Sometime Tuesday, the pre-election day turnout of returned mail ballots and early in-person votes will exceed the total in the last midterm election in 2014. There are six more days of early voting in most large counties, and 1.6 million mail ballots have not yet been returned.

The turnout total is on pace to set a record for a Florida midterm in terms of votes cast. The highest turnout by percentage in a modern midterm was in 1994, when 66 percent voted. That was the last time Democrats won a governor's race, as Lawton Chiles defeated Jeb Bush.

The statewide turnout four years ago was 50.5 percent. Turnout in 2018 is already 23 percent, and there's still a full week of voting ahead.

Republicans still have a turnout advantage over Democrats, but it's 2 percentage points, compared to 7 points at this point in 2014, the year Republican Rick Scott won a 1-percent nail-biter over Democrat Charlie Crist.

Republicans have a bigger lead in mail ballot returns than do Democrats in early voting.

The cannibalization of Florida's vote is again a subject of study among the number-crunching experts. It's the question of whether people who have already voted by mail or early are the same voters who in past elections chose to vote on Election Day. Here's an analysis by the University of Florida's Daniel Smith.

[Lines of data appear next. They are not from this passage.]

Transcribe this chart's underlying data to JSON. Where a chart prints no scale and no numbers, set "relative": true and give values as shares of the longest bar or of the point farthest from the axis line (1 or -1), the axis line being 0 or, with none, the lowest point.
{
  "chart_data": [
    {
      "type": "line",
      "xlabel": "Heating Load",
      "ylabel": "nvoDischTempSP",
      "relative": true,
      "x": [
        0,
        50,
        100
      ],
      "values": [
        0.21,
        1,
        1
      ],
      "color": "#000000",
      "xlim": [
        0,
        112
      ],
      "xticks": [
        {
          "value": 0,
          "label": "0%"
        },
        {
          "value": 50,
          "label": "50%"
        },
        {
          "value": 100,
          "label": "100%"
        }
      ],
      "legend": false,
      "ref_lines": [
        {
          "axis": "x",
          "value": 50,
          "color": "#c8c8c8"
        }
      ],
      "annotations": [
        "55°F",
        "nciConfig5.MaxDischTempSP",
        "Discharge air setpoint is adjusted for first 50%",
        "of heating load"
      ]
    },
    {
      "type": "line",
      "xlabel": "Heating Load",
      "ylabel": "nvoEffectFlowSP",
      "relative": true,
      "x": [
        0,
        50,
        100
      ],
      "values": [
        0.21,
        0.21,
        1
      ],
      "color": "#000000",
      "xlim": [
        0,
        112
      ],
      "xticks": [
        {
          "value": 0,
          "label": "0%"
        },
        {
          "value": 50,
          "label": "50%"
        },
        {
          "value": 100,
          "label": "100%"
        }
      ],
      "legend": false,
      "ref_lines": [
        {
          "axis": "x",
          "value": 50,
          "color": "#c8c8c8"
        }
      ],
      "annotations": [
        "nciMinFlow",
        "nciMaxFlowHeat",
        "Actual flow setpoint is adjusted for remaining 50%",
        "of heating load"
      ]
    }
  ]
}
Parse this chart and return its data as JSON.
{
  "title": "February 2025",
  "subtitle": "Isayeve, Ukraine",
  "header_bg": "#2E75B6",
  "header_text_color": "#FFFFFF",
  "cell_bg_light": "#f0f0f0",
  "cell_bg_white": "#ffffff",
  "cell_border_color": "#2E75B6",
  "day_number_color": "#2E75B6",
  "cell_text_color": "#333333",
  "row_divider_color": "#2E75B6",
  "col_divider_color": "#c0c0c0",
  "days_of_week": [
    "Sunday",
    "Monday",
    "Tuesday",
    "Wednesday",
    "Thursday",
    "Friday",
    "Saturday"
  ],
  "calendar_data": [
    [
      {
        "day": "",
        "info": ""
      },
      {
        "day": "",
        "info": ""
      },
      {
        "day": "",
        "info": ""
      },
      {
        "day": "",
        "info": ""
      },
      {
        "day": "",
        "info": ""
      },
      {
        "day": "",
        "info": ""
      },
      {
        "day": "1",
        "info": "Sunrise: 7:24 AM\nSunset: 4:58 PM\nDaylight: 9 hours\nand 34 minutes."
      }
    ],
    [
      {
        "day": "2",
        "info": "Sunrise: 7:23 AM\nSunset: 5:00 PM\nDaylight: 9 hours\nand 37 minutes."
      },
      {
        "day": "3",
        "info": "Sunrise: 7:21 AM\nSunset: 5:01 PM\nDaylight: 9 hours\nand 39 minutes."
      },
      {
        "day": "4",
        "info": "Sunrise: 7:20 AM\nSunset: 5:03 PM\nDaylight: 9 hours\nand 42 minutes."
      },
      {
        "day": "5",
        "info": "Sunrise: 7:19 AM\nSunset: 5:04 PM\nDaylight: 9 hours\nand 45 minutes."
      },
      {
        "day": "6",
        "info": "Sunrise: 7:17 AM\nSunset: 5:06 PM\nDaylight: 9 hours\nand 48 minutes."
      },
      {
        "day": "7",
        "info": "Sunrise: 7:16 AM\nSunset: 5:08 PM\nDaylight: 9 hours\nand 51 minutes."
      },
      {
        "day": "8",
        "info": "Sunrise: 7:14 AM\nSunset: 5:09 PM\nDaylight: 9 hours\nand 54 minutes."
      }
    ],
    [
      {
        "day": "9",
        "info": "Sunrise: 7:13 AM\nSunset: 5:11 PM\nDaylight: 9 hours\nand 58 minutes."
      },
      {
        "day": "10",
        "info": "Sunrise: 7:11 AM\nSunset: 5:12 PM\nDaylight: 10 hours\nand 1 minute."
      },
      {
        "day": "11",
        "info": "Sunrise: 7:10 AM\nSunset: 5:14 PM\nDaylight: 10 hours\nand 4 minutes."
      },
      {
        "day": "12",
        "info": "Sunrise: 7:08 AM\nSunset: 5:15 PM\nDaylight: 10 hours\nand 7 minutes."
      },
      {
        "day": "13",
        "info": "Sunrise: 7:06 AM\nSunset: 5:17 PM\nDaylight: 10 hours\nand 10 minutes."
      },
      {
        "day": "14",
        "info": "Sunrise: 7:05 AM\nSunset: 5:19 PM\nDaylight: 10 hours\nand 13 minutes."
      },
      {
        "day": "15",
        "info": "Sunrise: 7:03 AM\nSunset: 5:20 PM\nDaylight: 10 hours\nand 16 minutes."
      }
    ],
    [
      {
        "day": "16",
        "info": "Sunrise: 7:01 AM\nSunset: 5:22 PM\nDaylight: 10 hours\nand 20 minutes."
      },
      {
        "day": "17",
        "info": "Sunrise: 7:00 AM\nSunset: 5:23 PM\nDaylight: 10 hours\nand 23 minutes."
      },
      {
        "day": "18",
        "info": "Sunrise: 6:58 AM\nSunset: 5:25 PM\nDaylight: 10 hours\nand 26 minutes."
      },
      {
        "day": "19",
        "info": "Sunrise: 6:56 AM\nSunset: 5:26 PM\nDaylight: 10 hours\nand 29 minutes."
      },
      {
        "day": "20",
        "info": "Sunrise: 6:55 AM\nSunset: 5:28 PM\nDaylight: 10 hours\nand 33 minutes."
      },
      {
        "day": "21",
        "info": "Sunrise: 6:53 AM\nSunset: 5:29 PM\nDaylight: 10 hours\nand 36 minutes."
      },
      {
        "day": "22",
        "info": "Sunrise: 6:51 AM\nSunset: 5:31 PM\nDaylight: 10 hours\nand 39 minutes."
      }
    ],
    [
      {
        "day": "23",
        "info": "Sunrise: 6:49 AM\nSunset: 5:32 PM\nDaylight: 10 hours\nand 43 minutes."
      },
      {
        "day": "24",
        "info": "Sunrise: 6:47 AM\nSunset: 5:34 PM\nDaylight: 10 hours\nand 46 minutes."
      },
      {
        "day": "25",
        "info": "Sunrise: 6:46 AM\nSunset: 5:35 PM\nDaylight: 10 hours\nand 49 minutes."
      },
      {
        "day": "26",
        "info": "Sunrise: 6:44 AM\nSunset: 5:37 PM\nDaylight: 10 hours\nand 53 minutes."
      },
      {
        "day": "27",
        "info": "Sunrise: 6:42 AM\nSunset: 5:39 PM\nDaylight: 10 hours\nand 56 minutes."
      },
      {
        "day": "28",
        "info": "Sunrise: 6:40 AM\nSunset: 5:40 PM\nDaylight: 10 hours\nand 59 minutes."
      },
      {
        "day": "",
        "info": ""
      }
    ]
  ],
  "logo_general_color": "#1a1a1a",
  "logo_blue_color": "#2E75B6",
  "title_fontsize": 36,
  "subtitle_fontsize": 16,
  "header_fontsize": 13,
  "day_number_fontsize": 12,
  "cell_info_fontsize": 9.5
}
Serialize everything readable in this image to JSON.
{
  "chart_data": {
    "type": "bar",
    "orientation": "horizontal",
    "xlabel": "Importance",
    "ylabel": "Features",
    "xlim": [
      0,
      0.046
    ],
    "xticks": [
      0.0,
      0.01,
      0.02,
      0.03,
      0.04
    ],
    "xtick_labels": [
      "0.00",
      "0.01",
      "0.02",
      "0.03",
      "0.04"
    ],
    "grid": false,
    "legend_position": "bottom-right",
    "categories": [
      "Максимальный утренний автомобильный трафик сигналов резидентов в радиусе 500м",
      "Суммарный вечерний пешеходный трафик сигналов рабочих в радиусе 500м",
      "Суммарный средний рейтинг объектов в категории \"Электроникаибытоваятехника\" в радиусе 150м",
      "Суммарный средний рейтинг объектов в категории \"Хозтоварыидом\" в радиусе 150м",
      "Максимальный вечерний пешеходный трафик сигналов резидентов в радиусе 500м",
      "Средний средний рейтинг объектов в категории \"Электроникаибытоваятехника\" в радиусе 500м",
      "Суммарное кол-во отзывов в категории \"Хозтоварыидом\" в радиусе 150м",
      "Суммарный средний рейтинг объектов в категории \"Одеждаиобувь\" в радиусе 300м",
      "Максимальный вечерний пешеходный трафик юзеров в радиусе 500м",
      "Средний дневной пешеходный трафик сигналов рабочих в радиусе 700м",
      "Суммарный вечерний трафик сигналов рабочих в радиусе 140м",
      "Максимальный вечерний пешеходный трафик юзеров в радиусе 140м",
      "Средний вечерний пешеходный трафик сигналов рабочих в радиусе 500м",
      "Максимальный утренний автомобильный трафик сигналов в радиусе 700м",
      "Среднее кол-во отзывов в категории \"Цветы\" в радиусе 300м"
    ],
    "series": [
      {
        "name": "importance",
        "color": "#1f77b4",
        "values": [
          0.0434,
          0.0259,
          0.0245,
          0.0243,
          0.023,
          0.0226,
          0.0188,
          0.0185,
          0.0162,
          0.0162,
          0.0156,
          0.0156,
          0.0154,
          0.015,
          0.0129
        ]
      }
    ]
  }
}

At an Andrew Gillum rally in Fort Lauderdale Monday, one Democrat after another warned the crowd of 200-plus that voter turnout is still not high enough. Former U.S. Attorney General Eric Holder joined Gillum at the African-American Research Library.

"It's all on us now. It is all about turnout," said Sen. Gary Farmer, D-Lighthouse Point.

Early voting in Broward is more than twice as high as in the last midterm election in 2014.

The county recorded its highest one-day early voting turnout Monday since its 22 centers opened on Oct. 22, with 18,892 ballots cast.

But turnout remains comparatively low at the African-American Research Library, the site of Monday's rally in predominantly black northwest Fort Lauderdale.

Turnout there after eight early voting days stands at 4,984, or less than half the turnout at overwhelmingly white Broward sites such as the Coral Ridge Mall in Fort Lauderdale or Northwest Regional Library in Coral Springs.

"Let me tell you the sad tale," said Dale Holness, a Broward commissioner, who said not enough Democrats have voted. If turnout doesn't improve, he warned, "you're not going to feel good (next) Wednesday morning."